Tcc Wddm Better [portable]
The GPU bypasses the Windows graphics subsystem entirely, communicating directly with the hardware layer.
In WDDM mode, every time a CUDA kernel is launched, it must pass through the Windows graphics layers. This introduces software overhead. TCC cuts out the middleman, allowing direct communication between the application and the hardware. This drastically reduces execution latency for small, frequent tasks. 2. Maximum VRAM Utilization
Scenario 2: Machine Learning and Data ScienceTCC is superior. When running long-duration CUDA kernels or training AI models, the overhead of WDDM can slow down iterations. TCC provides a "cleaner" environment for the GPU to stay at 100% utilization without OS interference. tcc wddm better
For compute-heavy workloads, TCC offers several distinct advantages over WDDM: Lower Kernel Launch Latency:
For 90% of serious compute workloads—deep learning, AI training, CUDA development, and high-performance computing (HPC)—the answer is a definitive . The GPU bypasses the Windows graphics subsystem entirely,
Displaying output, gaming, 3D modeling, CAD, and interactive 3D rendering (OpenGL/DirectX/Vulkan).

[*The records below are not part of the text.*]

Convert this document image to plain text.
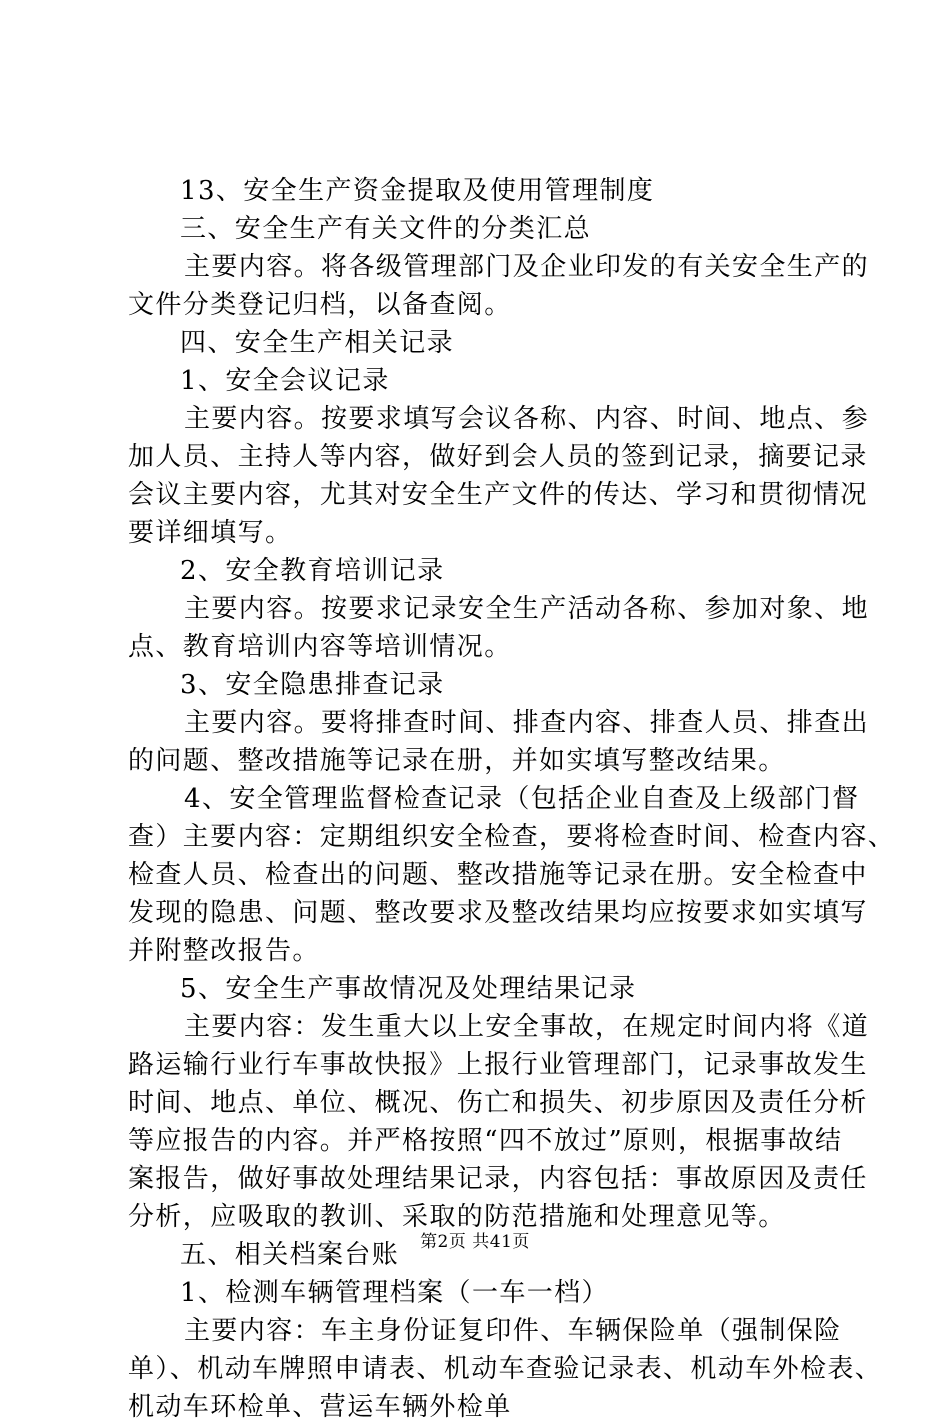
13、安全生产资金提取及使用管理制度
三、安全生产有关文件的分类汇总
主要内容。将各级管理部门及企业印发的有关安全生产的
文件分类登记归档，以备查阅。
四、安全生产相关记录
1、安全会议记录
主要内容。按要求填写会议各称、内容、时间、地点、参
加人员、主持人等内容，做好到会人员的签到记录，摘要记录
会议主要内容，尤其对安全生产文件的传达、学习和贯彻情况
要详细填写。
2、安全教育培训记录
主要内容。按要求记录安全生产活动各称、参加对象、地
点、教育培训内容等培训情况。
3、安全隐患排查记录
主要内容。要将排查时间、排查内容、排查人员、排查出
的问题、整改措施等记录在册，并如实填写整改结果。
4、安全管理监督检查记录（包括企业自查及上级部门督
查）主要内容：定期组织安全检查，要将检查时间、检查内容、
检查人员、检查出的问题、整改措施等记录在册。安全检查中
发现的隐患、问题、整改要求及整改结果均应按要求如实填写
并附整改报告。
5、安全生产事故情况及处理结果记录
主要内容：发生重大以上安全事故，在规定时间内将《道
路运输行业行车事故快报》上报行业管理部门，记录事故发生
时间、地点、单位、概况、伤亡和损失、初步原因及责任分析
等应报告的内容。并严格按照“四不放过”原则，根据事故结
案报告，做好事故处理结果记录，内容包括：事故原因及责任
分析，应吸取的教训、采取的防范措施和处理意见等。
五、相关档案台账
1、检测车辆管理档案（一车一档）
主要内容：车主身份证复印件、车辆保险单（强制保险
单）、机动车牌照申请表、机动车查验记录表、机动车外检表、
机动车环检单、营运车辆外检单
第2页 共41页
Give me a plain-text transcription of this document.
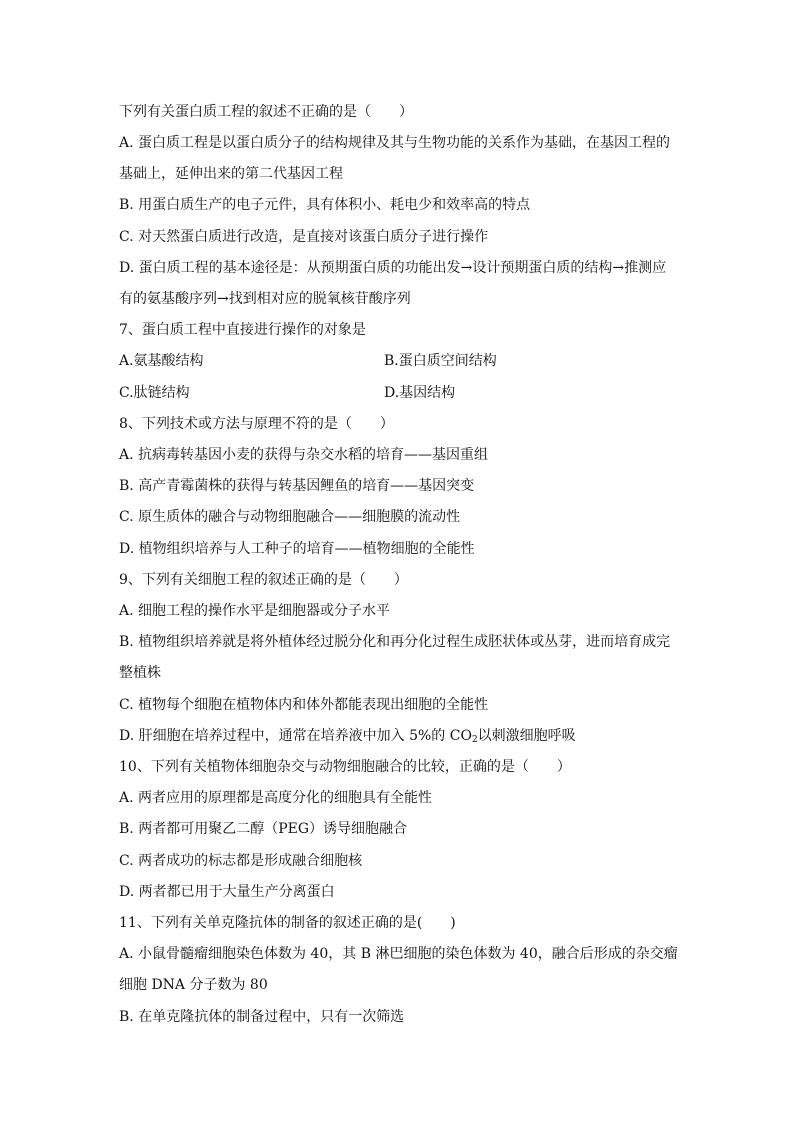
下列有关蛋白质工程的叙述不正确的是（　　）
A. 蛋白质工程是以蛋白质分子的结构规律及其与生物功能的关系作为基础，在基因工程的
基础上，延伸出来的第二代基因工程
B. 用蛋白质生产的电子元件，具有体积小、耗电少和效率高的特点
C. 对天然蛋白质进行改造，是直接对该蛋白质分子进行操作
D. 蛋白质工程的基本途径是：从预期蛋白质的功能出发→设计预期蛋白质的结构→推测应
有的氨基酸序列→找到相对应的脱氧核苷酸序列
7、蛋白质工程中直接进行操作的对象是
A.氨基酸结构	B.蛋白质空间结构
C.肽链结构	D.基因结构
8、下列技术或方法与原理不符的是（　　）
A. 抗病毒转基因小麦的获得与杂交水稻的培育——基因重组
B. 高产青霉菌株的获得与转基因鲤鱼的培育——基因突变
C. 原生质体的融合与动物细胞融合——细胞膜的流动性
D. 植物组织培养与人工种子的培育——植物细胞的全能性
9、下列有关细胞工程的叙述正确的是（　　）
A. 细胞工程的操作水平是细胞器或分子水平
B. 植物组织培养就是将外植体经过脱分化和再分化过程生成胚状体或丛芽，进而培育成完
整植株
C. 植物每个细胞在植物体内和体外都能表现出细胞的全能性
D. 肝细胞在培养过程中，通常在培养液中加入 5%的 $CO_2$以刺激细胞呼吸
10、下列有关植物体细胞杂交与动物细胞融合的比较，正确的是（　　）
A. 两者应用的原理都是高度分化的细胞具有全能性
B. 两者都可用聚乙二醇（PEG）诱导细胞融合
C. 两者成功的标志都是形成融合细胞核
D. 两者都已用于大量生产分离蛋白
11、下列有关单克隆抗体的制备的叙述正确的是(　　)
A. 小鼠骨髓瘤细胞染色体数为 40，其 B 淋巴细胞的染色体数为 40，融合后形成的杂交瘤
细胞 DNA 分子数为 80
B. 在单克隆抗体的制备过程中，只有一次筛选
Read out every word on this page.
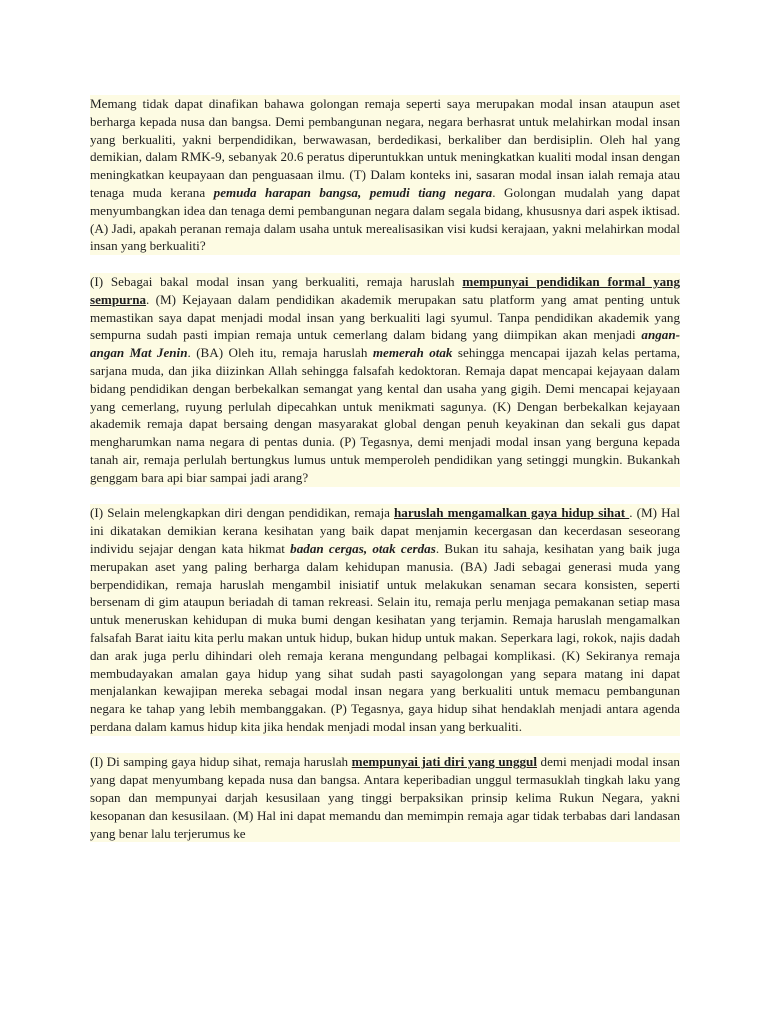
Memang tidak dapat dinafikan bahawa golongan remaja seperti saya merupakan modal insan ataupun aset berharga kepada nusa dan bangsa. Demi pembangunan negara, negara berhasrat untuk melahirkan modal insan yang berkualiti, yakni berpendidikan, berwawasan, berdedikasi, berkaliber dan berdisiplin. Oleh hal yang demikian, dalam RMK-9, sebanyak 20.6 peratus diperuntukkan untuk meningkatkan kualiti modal insan dengan meningkatkan keupayaan dan penguasaan ilmu. (T) Dalam konteks ini, sasaran modal insan ialah remaja atau tenaga muda kerana pemuda harapan bangsa, pemudi tiang negara. Golongan mudalah yang dapat menyumbangkan idea dan tenaga demi pembangunan negara dalam segala bidang, khususnya dari aspek iktisad. (A) Jadi, apakah peranan remaja dalam usaha untuk merealisasikan visi kudsi kerajaan, yakni melahirkan modal insan yang berkualiti?

(I) Sebagai bakal modal insan yang berkualiti, remaja haruslah mempunyai pendidikan formal yang sempurna. (M) Kejayaan dalam pendidikan akademik merupakan satu platform yang amat penting untuk memastikan saya dapat menjadi modal insan yang berkualiti lagi syumul. Tanpa pendidikan akademik yang sempurna sudah pasti impian remaja untuk cemerlang dalam bidang yang diimpikan akan menjadi angan-angan Mat Jenin. (BA) Oleh itu, remaja haruslah memerah otak sehingga mencapai ijazah kelas pertama, sarjana muda, dan jika diizinkan Allah sehingga falsafah kedoktoran. Remaja dapat mencapai kejayaan dalam bidang pendidikan dengan berbekalkan semangat yang kental dan usaha yang gigih. Demi mencapai kejayaan yang cemerlang, ruyung perlulah dipecahkan untuk menikmati sagunya. (K) Dengan berbekalkan kejayaan akademik remaja dapat bersaing dengan masyarakat global dengan penuh keyakinan dan sekali gus dapat mengharumkan nama negara di pentas dunia. (P) Tegasnya, demi menjadi modal insan yang berguna kepada tanah air, remaja perlulah bertungkus lumus untuk memperoleh pendidikan yang setinggi mungkin. Bukankah genggam bara api biar sampai jadi arang?

(I) Selain melengkapkan diri dengan pendidikan, remaja haruslah mengamalkan gaya hidup sihat . (M) Hal ini dikatakan demikian kerana kesihatan yang baik dapat menjamin kecergasan dan kecerdasan seseorang individu sejajar dengan kata hikmat badan cergas, otak cerdas. Bukan itu sahaja, kesihatan yang baik juga merupakan aset yang paling berharga dalam kehidupan manusia. (BA) Jadi sebagai generasi muda yang berpendidikan, remaja haruslah mengambil inisiatif untuk melakukan senaman secara konsisten, seperti bersenam di gim ataupun beriadah di taman rekreasi. Selain itu, remaja perlu menjaga pemakanan setiap masa untuk meneruskan kehidupan di muka bumi dengan kesihatan yang terjamin. Remaja haruslah mengamalkan falsafah Barat iaitu kita perlu makan untuk hidup, bukan hidup untuk makan. Seperkara lagi, rokok, najis dadah dan arak juga perlu dihindari oleh remaja kerana mengundang pelbagai komplikasi. (K) Sekiranya remaja membudayakan amalan gaya hidup yang sihat sudah pasti sayagolongan yang separa matang ini dapat menjalankan kewajipan mereka sebagai modal insan negara yang berkualiti untuk memacu pembangunan negara ke tahap yang lebih membanggakan. (P) Tegasnya, gaya hidup sihat hendaklah menjadi antara agenda perdana dalam kamus hidup kita jika hendak menjadi modal insan yang berkualiti.

(I) Di samping gaya hidup sihat, remaja haruslah mempunyai jati diri yang unggul demi menjadi modal insan yang dapat menyumbang kepada nusa dan bangsa. Antara keperibadian unggul termasuklah tingkah laku yang sopan dan mempunyai darjah kesusilaan yang tinggi berpaksikan prinsip kelima Rukun Negara, yakni kesopanan dan kesusilaan. (M) Hal ini dapat memandu dan memimpin remaja agar tidak terbabas dari landasan yang benar lalu terjerumus ke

: Develop a feature for WDDM 3.2 that allows large AI models to perform "Block Swapping" directly between System RAM and VRAM. Currently, WDDM's virtualization layer can make these transfers up to 3x slower than on Linux. TCC cuts out the middleman, allowing direct communication
NVIDIA has acknowledged that MCDM submission latency is currently higher than TCC but is . This suggests MCDM could eventually become the ideal driver model for all GPUs on Windows.
This suggests that recent driver developments have widened the gap between these two modes.
TCC vs. WDDM: Which NVIDIA Driver Model Is Better For Your Workload?
WDDM is the standard driver model for virtually all consumer GPUs (GeForce series). It treats your GPU as both a computing device and a graphics card. Under WDDM, Windows maintains complete control over the GPU's resources, which introduces several layers of software overhead between your CUDA applications and the hardware.